Helen finds renewal in the sensory: the majesty of mountains, the rhythm of waves, the whisper of leaves, and the steady, deep breaths that fill her lungs. She longs to shield herself from sympathetic pity and to spare her husband from the heavy burden of walking this treacherous path beside her.

Vicki Crips’ recent turn in Corsage reflected a bold negotiation with life, a choice to slip away from tradition not by escape but by a defiant act of self-ownership. The Bavarian heroine Elizaveta rejected rigid 19th‑century expectations, choosing a final act of subversion rather than submission. In Atef’s film, Crips’s portrayal moves beyond concealment; even without a stunt double, the escape reads as poetry, a private rebellion against a life already decided by fate.

More Than Never presents a tranquil, elegiac mood as Helen embarks on a last journey. The film slows the cadence of life, crafting an atmosphere that invites quiet conversation: for those who have nobody left to speak to, and for those who are ready to listen.

Drawing on ancient beliefs, the Book of the Dead describes a process of splitting the soul after death. Yet if correct rituals preserve the essence, the soul, freed from the mortal shell and touched by magic, can endure in the form of Ah—an enduring breath still present as air itself.

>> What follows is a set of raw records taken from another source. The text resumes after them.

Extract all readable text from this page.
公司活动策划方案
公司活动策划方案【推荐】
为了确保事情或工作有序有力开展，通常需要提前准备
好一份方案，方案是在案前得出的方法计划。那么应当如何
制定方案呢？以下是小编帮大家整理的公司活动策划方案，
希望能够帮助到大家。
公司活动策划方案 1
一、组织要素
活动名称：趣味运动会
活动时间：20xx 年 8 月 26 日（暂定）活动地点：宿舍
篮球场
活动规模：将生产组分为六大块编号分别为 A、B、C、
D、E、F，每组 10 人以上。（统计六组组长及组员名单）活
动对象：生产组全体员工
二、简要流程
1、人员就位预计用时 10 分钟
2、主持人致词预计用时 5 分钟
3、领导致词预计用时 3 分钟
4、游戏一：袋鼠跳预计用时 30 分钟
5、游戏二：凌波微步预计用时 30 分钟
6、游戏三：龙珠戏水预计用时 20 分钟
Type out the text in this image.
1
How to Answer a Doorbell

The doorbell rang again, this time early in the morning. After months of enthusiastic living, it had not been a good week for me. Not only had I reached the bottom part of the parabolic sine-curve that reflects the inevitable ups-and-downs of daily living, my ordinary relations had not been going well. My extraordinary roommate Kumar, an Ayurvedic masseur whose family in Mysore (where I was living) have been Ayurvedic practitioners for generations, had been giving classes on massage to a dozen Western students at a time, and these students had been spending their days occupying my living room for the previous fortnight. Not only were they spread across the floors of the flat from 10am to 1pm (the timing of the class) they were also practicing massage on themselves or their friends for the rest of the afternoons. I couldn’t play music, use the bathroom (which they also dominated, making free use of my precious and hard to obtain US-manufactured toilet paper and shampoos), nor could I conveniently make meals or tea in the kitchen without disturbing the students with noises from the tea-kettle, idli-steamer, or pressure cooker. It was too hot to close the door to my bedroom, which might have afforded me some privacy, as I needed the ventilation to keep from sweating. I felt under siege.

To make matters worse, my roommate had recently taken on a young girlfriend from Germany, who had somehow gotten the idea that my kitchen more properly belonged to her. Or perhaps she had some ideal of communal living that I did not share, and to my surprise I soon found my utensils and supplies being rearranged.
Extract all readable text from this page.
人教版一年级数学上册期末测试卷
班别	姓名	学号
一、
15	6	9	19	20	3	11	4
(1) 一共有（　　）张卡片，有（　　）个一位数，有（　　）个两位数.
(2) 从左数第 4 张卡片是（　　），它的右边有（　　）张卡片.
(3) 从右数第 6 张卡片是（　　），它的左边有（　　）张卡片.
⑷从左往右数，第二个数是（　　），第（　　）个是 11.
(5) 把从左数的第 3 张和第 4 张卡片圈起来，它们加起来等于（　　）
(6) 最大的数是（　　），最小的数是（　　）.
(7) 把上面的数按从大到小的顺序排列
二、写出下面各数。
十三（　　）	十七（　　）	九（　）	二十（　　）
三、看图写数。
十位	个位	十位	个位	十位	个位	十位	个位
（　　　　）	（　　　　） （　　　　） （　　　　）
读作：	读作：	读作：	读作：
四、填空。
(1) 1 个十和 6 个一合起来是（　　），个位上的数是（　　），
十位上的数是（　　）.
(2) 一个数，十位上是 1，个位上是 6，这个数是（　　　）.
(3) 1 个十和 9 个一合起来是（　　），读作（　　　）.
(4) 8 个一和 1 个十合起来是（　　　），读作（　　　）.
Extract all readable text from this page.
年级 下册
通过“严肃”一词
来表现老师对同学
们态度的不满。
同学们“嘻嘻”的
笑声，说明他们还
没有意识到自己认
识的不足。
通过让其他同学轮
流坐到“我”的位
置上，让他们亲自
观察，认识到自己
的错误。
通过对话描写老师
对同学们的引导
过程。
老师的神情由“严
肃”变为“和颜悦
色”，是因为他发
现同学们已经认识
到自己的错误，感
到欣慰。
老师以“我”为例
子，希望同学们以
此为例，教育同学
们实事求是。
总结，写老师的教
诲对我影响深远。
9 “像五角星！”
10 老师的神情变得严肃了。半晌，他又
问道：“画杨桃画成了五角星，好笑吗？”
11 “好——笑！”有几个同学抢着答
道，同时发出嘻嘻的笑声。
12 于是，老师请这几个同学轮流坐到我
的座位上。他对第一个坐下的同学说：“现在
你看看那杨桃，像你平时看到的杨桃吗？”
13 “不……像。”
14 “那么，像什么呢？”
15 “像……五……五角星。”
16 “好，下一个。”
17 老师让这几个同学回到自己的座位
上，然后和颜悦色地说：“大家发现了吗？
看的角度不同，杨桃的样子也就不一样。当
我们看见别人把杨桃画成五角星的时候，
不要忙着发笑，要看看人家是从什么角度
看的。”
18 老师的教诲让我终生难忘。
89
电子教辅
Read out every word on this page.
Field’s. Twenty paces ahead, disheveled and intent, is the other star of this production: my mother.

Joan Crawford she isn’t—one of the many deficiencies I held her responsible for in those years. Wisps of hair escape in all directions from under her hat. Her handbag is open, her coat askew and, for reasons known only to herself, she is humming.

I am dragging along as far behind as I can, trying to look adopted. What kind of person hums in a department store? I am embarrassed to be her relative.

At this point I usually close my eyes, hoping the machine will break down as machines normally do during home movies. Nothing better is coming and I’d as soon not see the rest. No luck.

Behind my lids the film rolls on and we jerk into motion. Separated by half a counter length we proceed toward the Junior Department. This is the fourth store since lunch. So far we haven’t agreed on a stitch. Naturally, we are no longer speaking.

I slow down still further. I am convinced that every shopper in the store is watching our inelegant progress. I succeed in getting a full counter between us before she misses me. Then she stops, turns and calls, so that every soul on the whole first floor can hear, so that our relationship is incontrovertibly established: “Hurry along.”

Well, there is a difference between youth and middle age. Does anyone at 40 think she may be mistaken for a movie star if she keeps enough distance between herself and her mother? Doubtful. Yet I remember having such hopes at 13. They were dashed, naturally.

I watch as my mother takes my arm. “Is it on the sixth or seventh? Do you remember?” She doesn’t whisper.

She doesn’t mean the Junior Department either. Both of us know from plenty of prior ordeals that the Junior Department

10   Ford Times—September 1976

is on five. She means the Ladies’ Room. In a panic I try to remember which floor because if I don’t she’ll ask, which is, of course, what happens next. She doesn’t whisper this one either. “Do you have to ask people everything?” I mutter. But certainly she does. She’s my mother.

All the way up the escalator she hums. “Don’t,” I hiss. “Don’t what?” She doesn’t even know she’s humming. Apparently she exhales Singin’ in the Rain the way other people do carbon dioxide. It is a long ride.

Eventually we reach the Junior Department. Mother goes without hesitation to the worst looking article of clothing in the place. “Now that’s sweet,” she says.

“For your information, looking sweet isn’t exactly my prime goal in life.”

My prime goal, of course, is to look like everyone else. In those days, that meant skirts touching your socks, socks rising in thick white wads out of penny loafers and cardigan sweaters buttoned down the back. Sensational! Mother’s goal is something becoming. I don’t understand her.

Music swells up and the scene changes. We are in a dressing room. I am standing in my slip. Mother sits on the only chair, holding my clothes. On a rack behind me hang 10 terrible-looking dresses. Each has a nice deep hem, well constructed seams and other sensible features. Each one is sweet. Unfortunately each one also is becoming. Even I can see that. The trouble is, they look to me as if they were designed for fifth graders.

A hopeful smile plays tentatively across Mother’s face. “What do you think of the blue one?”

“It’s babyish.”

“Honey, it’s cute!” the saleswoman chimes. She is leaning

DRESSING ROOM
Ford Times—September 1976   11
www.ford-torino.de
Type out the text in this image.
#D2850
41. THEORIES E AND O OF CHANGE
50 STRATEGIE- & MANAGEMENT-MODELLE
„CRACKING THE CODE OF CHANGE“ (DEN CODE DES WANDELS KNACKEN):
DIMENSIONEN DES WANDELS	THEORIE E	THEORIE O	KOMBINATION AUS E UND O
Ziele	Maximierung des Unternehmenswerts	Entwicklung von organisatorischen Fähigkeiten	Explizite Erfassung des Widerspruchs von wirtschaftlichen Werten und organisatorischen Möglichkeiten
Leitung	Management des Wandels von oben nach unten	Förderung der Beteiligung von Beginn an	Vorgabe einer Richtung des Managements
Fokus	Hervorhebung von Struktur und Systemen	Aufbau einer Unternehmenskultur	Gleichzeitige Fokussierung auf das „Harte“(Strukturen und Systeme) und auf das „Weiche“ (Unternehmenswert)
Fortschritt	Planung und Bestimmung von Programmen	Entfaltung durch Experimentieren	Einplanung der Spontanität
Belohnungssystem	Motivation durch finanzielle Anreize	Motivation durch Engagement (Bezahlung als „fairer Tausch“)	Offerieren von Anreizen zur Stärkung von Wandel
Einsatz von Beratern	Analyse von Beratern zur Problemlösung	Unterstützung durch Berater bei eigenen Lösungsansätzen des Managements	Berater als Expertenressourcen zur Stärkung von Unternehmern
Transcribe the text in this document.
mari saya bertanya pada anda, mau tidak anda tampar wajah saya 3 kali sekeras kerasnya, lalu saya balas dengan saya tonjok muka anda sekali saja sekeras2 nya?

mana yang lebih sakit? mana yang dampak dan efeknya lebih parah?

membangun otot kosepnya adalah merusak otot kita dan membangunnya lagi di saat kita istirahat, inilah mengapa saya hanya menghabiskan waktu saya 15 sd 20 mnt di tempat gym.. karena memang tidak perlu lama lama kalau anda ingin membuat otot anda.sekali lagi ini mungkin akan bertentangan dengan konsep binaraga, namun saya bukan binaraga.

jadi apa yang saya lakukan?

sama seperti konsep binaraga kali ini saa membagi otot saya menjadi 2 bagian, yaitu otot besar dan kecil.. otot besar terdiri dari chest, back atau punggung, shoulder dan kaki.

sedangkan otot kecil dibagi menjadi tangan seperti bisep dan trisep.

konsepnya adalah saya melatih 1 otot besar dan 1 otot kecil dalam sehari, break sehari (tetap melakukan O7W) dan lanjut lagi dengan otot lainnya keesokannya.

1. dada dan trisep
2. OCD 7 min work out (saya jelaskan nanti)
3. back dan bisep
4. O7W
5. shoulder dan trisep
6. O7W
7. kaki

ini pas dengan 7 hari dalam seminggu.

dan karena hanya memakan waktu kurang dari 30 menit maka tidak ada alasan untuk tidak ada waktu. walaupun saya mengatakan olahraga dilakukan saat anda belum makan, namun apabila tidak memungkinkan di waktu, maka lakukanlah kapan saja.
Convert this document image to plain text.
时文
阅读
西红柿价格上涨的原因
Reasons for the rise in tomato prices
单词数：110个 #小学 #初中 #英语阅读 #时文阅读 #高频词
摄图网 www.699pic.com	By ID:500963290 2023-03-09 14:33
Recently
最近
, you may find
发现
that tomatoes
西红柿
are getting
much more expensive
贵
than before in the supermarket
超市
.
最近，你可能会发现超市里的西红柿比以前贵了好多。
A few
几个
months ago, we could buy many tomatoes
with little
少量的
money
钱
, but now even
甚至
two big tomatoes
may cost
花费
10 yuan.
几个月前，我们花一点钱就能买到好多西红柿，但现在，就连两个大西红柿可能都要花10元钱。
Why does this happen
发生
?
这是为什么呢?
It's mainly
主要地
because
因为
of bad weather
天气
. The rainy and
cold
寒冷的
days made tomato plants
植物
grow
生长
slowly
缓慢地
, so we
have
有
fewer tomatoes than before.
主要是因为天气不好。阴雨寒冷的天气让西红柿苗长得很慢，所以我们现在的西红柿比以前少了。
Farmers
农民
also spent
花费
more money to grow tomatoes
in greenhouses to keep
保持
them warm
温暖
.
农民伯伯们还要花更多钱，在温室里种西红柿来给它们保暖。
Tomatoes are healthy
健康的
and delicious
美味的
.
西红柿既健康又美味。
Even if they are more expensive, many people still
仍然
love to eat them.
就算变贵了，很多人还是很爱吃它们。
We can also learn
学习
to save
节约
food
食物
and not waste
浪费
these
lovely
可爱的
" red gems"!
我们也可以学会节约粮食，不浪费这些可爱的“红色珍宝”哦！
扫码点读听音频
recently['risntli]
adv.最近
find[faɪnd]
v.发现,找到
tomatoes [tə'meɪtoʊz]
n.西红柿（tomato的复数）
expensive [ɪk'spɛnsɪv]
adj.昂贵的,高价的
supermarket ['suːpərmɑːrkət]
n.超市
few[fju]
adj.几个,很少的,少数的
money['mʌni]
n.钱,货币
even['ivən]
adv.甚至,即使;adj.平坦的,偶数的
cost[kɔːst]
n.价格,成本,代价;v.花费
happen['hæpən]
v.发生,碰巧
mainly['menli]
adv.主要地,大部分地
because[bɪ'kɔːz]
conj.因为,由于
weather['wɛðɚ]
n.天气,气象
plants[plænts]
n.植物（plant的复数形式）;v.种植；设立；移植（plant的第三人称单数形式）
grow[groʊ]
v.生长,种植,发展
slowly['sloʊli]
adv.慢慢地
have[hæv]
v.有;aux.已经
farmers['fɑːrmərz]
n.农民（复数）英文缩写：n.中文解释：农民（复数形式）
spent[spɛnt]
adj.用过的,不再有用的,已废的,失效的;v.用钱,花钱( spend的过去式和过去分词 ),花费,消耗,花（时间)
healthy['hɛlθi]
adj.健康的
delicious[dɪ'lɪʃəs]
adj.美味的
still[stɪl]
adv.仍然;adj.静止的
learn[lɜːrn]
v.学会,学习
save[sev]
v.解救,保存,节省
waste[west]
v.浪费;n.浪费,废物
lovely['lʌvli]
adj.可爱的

Atef’s work places Helen near this final doorway, offering her one last chance to inhale fully. She does not regret her choice, nor does she permit the living to dictate her desire to depart. The film raises many philosophical and ethical questions, questions without one right answer. Yet, after a story centered on the acute scarcity of oxygen, the viewer may notice a calmer, easier breath—an emotional release that lingers beyond the screen.